1 cup frozen mixed berries (strawberries, blueberries, raspberries)

1 small ripe banana (sliced and frozen)

1/2 cup unsweetened almond milk or light coconut milk

3 tablespoons plain Greek yogurt or plant-based yogurt alternative

1 tablespoon chia seeds (fiber-rich and gluten-free)

Optional: 1 scoop plain or flavored protein powder

Optional toppings: fresh berries, granola, hemp hearts, chia seeds (preferably soaked), shredded unsweetened coconut, nuts, or additional fruit

Instructions

Collect ingredients: Frozen mixed berries, sliced frozen banana, almond milk, chia seeds, and yogurt or a plant-based alternative.

Blend base: Add frozen berries, banana, and almond milk to a high-speed blender. Blend until smooth and creamy, adding milk gradually to reach desired thickness.

Add mix-ins: Incorporate chia seeds and yogurt into the blended mixture.
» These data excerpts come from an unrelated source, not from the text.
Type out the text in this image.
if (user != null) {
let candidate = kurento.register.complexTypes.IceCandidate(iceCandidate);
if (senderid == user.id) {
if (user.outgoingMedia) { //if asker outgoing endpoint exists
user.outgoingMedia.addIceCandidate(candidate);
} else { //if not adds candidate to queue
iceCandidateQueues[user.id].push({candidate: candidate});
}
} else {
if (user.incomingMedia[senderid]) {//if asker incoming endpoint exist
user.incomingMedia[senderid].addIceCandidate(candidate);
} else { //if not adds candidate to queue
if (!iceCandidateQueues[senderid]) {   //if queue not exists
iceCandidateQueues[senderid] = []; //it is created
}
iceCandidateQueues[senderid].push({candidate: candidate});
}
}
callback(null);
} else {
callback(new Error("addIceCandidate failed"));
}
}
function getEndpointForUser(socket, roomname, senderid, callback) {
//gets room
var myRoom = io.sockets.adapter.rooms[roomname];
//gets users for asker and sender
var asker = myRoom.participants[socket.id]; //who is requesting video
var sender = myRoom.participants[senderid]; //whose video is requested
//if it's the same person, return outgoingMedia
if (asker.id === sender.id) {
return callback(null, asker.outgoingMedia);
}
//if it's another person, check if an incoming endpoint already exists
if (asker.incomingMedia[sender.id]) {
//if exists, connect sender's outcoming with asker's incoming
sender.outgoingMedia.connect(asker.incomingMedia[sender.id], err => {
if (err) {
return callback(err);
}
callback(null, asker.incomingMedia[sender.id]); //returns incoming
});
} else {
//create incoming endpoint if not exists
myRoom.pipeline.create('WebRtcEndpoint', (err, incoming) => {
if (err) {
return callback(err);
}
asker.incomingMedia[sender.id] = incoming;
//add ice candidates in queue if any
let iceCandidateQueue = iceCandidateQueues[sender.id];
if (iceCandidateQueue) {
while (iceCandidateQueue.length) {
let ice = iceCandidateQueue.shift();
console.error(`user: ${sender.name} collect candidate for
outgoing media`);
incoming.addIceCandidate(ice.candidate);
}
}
Blend briefly to combine without fully breaking up the seeds.

Serve: Pour the smoothie mixture into a bowl, ensuring a thick, spoonable consistency.

Add toppings: Garnish with fresh berries, sliced banana, granola, nuts, or seeds for added texture and flavor contrast.

Adjust as needed: Modify ingredients or sweeteners based on dietary needs and personal preferences.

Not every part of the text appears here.